Sarah Grey looked at her watch: Harris had said to leave in an hour, and that was ten minutes past. But she couldn’t just leave, not without being sure.
She studied the treetops as if there might be a note from him, wafting out of the blue, and then she settled her hat and turned to the woods.
She wasn’t going after him. She was just making sure that she didn’t leave ten seconds before he came out from the trees.
It seemed a long, long walk through the house and past the outbuildings to the woods. When they had reached the line of trees, Stuyvesant stopped to let Grey catch his breath. He cracked open the revolver and loaded it with a handful of bullets from his pocket, putting it back into his belt. Then he looked at his companion with a slightly sickly grin.
“When did you know the gun had no bullets in it?” he asked Grey.
“I suspected when you left it on the table next to me. I wasn’t sure until I picked it up. It was too light.”
“I couldn’t take a chance that you would use it.”
“I might have done, at that.”
“And you’d have missed the chance to see Aldous Carstairs practically shitting himself.”
“Yes,” Grey replied. “Moments like that make it almost worth-while.”
Stuyvesant had pulled the trigger, and the click rang loud. Carstairs blinked fast, many times, as Stuyvesant walked over and bent down before him, seeing his own face in the black eyes. “Never doubt,” he said. “Never. Grey would have pulled the trigger. And if the gun failed, he would have found another way. Send the rest of his things to Cornwall, Mr. Carstairs. And I suggest you write him there, when your scientists are ready for him. I’ll phone you this afternoon. And now you can tell your man outside that we??
?re leaving.”
Now, safe from pursuit, Stuyvesant looked at his watch. “Damn, that took longer than I expected. Can you go now?”
They moved deeper into the trees, Grey walking more easily, although with few reserves of energy.
“Do you think he’ll stick to his side of the bargain?” he asked.

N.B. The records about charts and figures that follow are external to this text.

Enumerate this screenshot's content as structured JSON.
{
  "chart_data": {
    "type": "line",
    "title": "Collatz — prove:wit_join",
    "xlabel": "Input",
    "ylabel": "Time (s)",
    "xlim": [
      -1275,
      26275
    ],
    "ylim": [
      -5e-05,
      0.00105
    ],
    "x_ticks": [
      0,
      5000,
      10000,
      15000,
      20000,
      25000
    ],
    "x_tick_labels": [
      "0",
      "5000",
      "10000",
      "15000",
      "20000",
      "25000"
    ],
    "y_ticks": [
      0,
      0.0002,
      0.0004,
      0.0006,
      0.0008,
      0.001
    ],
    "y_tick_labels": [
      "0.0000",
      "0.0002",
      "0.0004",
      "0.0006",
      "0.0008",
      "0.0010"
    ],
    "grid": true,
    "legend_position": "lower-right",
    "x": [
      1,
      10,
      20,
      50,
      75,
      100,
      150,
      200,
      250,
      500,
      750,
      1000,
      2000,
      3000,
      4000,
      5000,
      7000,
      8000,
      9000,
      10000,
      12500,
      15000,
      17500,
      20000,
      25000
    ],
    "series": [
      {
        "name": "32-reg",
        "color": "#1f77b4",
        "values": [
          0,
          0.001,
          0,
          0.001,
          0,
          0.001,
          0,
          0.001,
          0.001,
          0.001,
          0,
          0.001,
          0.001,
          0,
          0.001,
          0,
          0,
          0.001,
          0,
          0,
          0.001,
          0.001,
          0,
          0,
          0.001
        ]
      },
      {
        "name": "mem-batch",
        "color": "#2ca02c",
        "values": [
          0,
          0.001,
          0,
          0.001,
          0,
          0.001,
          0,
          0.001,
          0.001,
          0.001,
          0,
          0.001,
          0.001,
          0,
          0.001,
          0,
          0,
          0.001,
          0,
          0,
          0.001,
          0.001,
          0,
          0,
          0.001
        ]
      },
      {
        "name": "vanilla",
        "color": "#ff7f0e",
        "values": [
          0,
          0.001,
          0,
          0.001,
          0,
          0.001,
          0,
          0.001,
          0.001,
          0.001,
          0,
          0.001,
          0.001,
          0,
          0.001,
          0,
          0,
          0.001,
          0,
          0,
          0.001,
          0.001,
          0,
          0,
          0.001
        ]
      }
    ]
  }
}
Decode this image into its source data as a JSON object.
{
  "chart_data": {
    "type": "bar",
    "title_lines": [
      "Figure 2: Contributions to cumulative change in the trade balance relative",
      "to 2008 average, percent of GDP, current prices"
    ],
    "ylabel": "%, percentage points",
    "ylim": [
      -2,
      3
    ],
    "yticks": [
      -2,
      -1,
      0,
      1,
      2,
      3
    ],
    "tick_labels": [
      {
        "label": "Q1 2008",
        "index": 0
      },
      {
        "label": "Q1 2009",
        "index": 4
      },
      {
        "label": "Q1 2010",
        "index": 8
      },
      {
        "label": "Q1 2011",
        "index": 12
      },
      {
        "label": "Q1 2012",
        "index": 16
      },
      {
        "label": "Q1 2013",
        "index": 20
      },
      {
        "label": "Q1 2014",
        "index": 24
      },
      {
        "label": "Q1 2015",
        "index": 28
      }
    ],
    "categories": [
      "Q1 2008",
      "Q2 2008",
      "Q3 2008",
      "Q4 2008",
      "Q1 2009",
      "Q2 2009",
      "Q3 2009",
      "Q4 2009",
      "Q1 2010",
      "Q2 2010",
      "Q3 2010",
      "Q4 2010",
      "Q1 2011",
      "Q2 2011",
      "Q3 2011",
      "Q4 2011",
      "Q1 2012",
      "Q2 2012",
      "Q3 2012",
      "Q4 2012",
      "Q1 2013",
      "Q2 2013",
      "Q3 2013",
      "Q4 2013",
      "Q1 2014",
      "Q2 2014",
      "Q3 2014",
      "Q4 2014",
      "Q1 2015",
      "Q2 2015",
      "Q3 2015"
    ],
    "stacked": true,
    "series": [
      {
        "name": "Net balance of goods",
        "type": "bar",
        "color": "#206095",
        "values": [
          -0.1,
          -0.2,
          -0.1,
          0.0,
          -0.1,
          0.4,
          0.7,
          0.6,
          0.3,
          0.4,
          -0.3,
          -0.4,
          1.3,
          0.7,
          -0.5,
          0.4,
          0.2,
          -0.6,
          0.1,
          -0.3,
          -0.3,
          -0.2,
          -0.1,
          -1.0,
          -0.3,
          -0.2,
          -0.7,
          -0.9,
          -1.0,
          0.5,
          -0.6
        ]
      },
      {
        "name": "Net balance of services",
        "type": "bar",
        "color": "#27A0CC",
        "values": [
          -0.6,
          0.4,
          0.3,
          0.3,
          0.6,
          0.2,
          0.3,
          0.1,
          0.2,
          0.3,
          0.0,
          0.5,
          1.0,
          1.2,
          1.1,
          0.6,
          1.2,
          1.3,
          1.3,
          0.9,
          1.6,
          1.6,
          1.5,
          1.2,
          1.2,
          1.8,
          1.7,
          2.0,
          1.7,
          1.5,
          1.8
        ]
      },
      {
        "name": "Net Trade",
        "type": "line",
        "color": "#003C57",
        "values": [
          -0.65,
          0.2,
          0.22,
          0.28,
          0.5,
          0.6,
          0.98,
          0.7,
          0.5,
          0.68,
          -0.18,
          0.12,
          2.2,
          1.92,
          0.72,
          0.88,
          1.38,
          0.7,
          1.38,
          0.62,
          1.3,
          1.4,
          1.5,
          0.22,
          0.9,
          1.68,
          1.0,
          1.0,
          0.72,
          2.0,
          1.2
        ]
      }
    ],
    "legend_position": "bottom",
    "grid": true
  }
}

“I think that when it comes down to it, he’ll choose power over controlling you. Want to know how I came up with it?”
“How?”
“I asked myself what Laura would do. Last night I watched her walk into a roomful of men who hate each other’s guts, and in no time flat she had them all moving from their sides onto her side. And so when I thought about your problem, and asked myself how Laura Hurleigh would handle it, I realized that it was time for a third point of view. Neither wins, neither loses—offering your limited participation was obvious, once I’d thought about it. The tricky bit was to be certain that Sarah couldn’t be used as a weapon against you in the meantime.”
“And you are certain of that? That she’s done nothing to put herself at risk of arrest?”
“Absolutely.”
“Do you have any evidence?”
“Not a blessed thing. Someone could claim she set those three American bombs all on her lonesome and I couldn’t prove otherwise. But you can’t fake her kind of goodness. There’s not a jury in the land that would convict her of anything but naïveté. I’d bet my life on it.”
And as if his praise had summoned her from the trees like a naiad, she was there, running down the faint pathway to fling herself first at her brother, then at Harris.
Back at the car, Stuyvesant folded himself into the narrow back seat, and fell asleep listening to Sarah’s cheerful chatter.
Chapter Sixty-One
ALDOUS CARSTAIRS SAT IN GREY’S dark and empty room at the clinic. He had sent all the others away, so he could think, and he now could feel the absence of life in the building.